O ser humano, nesse aspecto, necessita ser visto como pessoa em sua integralidade. Dessa forma, a inter/trans/multidisciplinaridade, integrada aos conhecimentos técnicos do corpo de profissionais envolvidos com a prestação jurisdicional, é de suma importância para se alcançar um resultado satisfatório no enfrentamento de tão complexas questões.

Nesse sentido, é fundamental, ainda, que se busque efetivar a mudança na cultura judiciária em face, sobretudo, da figura de usuários e dependentes de drogas, pois a visão jurídica outrora vigente mostra-se hoje ultrapassada.

O espírito que trouxe a lume a nova lei nos impele, da mesma forma, a uma mudança de olhar acerca da condição dos drogaditos. É necessário ao operador do direito usar de sensibilidade e sabedoria ao distinguir cada sujeito dentro do panorama fático e jurídico do uso de drogas. 

Para tanto, a aplicação da nova lei requer profissionais capacitados nos aspectos jurídico, ético e procedimental, para a realização de um trabalho cooperativo e transdisciplinar.

Igualmente, cabe a magistrados, promotores, defensores públicos, delegados e demais operadores do direito adotarem a postura segundo a qual é melhor conscientizar e tratar os usuários do que encarcerá-los.

Por outro lado, sem a participação do conjunto da sociedade a tarefa do Poder Judiciário se tornará muito mais árdua, com risco de se inviabilizar a efetividade da lei.
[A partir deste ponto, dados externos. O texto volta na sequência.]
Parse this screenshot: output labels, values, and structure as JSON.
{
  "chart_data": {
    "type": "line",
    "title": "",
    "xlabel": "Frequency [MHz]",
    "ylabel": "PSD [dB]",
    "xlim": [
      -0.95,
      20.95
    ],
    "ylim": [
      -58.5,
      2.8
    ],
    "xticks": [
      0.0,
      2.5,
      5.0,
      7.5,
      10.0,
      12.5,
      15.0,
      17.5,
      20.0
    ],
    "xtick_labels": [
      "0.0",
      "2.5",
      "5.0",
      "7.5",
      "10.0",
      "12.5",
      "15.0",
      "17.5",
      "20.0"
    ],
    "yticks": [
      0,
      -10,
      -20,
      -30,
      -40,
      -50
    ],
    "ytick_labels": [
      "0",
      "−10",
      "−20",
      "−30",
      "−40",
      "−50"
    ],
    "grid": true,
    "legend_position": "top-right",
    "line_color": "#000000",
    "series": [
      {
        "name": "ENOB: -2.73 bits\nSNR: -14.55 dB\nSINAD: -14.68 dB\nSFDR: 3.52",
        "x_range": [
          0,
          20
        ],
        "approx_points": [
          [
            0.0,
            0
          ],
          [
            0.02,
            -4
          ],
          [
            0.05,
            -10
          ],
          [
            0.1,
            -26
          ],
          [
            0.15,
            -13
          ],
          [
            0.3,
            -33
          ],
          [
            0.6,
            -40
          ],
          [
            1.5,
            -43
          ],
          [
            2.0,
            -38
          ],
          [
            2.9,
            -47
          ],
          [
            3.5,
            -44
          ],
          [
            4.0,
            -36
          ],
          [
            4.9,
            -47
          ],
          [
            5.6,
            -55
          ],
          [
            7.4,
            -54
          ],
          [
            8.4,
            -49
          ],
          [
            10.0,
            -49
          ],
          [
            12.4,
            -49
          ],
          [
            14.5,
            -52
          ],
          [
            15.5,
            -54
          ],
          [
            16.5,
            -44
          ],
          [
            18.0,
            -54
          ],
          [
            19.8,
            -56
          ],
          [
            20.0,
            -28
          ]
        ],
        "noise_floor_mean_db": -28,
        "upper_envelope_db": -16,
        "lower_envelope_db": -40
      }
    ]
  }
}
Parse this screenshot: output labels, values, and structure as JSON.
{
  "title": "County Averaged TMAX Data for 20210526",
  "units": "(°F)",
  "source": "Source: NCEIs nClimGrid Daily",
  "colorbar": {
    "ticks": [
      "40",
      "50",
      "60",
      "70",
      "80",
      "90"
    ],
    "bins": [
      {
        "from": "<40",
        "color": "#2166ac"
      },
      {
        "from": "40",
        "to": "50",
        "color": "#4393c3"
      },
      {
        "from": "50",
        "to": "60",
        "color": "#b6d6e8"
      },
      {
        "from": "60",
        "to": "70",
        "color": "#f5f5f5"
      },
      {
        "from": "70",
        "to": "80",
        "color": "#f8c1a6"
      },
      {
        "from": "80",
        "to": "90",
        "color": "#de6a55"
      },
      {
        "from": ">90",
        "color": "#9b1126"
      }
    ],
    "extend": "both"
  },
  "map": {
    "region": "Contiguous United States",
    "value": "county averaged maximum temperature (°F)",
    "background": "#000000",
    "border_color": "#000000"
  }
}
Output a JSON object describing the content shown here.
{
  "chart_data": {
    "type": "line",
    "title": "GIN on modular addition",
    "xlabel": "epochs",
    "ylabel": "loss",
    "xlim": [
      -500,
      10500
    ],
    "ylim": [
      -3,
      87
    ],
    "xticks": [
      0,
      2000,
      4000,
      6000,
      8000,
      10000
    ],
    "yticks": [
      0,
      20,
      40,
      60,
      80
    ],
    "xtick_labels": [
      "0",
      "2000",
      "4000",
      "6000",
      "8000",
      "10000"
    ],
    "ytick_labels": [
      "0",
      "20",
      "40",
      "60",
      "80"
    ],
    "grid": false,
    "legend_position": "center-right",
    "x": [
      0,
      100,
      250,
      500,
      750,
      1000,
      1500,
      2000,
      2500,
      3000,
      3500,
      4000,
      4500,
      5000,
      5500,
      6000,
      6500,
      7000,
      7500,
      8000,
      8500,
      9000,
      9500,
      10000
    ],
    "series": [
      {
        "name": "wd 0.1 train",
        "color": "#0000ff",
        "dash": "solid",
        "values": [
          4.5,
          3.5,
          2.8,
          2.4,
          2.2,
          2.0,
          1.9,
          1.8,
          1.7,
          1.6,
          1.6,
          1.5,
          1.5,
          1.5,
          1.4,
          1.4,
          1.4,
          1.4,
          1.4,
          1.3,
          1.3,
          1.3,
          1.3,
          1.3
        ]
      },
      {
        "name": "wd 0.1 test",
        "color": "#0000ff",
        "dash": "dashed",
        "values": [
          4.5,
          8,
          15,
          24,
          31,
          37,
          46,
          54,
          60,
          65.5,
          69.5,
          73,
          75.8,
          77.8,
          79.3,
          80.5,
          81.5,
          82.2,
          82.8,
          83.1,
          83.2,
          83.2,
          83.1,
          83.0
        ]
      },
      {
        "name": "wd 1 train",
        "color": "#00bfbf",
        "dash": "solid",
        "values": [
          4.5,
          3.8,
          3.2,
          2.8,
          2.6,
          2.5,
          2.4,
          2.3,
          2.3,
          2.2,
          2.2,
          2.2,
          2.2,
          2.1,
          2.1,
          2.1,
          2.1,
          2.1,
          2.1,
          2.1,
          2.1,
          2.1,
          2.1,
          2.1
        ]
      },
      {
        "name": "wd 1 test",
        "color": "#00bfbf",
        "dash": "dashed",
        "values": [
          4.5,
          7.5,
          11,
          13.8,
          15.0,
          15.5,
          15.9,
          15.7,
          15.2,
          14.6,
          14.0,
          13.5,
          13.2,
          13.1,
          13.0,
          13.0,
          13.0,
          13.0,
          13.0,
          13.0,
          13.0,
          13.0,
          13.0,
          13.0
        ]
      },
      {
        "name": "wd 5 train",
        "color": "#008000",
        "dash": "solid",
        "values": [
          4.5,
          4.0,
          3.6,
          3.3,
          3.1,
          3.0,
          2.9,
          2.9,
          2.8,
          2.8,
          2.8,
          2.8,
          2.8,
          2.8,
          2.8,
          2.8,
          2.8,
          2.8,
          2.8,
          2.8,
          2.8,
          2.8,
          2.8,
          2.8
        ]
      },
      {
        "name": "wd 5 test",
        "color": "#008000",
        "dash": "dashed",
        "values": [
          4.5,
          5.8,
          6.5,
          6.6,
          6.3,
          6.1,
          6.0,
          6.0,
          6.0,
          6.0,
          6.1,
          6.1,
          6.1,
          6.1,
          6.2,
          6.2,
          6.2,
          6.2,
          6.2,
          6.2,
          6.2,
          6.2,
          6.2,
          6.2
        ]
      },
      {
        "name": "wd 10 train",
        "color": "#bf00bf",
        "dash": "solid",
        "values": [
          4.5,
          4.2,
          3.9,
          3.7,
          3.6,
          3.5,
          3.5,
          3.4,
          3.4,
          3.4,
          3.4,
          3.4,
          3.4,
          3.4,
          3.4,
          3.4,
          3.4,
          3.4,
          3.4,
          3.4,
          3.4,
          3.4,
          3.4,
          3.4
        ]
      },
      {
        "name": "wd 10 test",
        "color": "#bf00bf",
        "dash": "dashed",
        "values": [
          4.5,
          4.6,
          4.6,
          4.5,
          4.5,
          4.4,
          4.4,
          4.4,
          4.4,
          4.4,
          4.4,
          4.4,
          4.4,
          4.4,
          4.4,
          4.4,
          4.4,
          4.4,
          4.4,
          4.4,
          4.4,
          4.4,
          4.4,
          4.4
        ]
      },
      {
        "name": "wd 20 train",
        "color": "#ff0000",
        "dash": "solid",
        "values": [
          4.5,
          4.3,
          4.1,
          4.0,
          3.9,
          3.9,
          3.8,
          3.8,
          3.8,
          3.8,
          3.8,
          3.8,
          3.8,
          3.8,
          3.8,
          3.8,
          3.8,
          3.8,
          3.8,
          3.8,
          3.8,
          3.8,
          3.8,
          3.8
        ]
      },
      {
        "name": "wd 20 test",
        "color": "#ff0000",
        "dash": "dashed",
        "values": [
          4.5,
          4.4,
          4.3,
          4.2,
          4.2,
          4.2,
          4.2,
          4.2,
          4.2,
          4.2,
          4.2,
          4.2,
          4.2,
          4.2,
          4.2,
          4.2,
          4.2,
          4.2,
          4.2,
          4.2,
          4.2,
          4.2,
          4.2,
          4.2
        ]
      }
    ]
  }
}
Razão pela qual a prática desse novo paradigma (restaurativo), aliado à necessária mudança de cultura, talvez sejam os principais desafios à aplicação correta, à disseminação e consolidação de novas práticas junto ao Judiciário e a sociedade.

É essencial, portanto, a construção de um novo paradigma de abordagem e tratamento dos agentes, dando a cada um a devida atenção.  De fato, diferentemente do que vigorara nos antigos regramentos infraconstitucionais, não podemos mais confundir as figuras do usuário, do portador, do dependente e do traficante, como se os mesmos integrassem uma só e única categoria, tomando-os como passíveis das mesmas penalidades. Sob tal aspecto, pelo menos, a mentalidade da nova lei antidrogas mostrou alguma evolução.

Apesar dos pequenos avanços  alcançados pelas inconstantes políticas públicas no setor, observa-se que  ainda uma enorme resistência aos princípios filosóficos e teóricos que fundamentam o novel modelo restaurativo de Justiça. Ainda assim, talvez o passo mais decisivo para a superação desse obstáculo esteja sendo dado agora, quando se começa a construir, consensualmente, uma nova agenda nacional, coordenando ações que envolvem governo e sociedade, capacitando a comunidade jurídica por meio de cursos e treinamentos (como os que são promovidos pelo Conselho Nacional de Justiça), descentralizando ações e, por fim, estreitando os laços com a sociedade e a comunidade científica.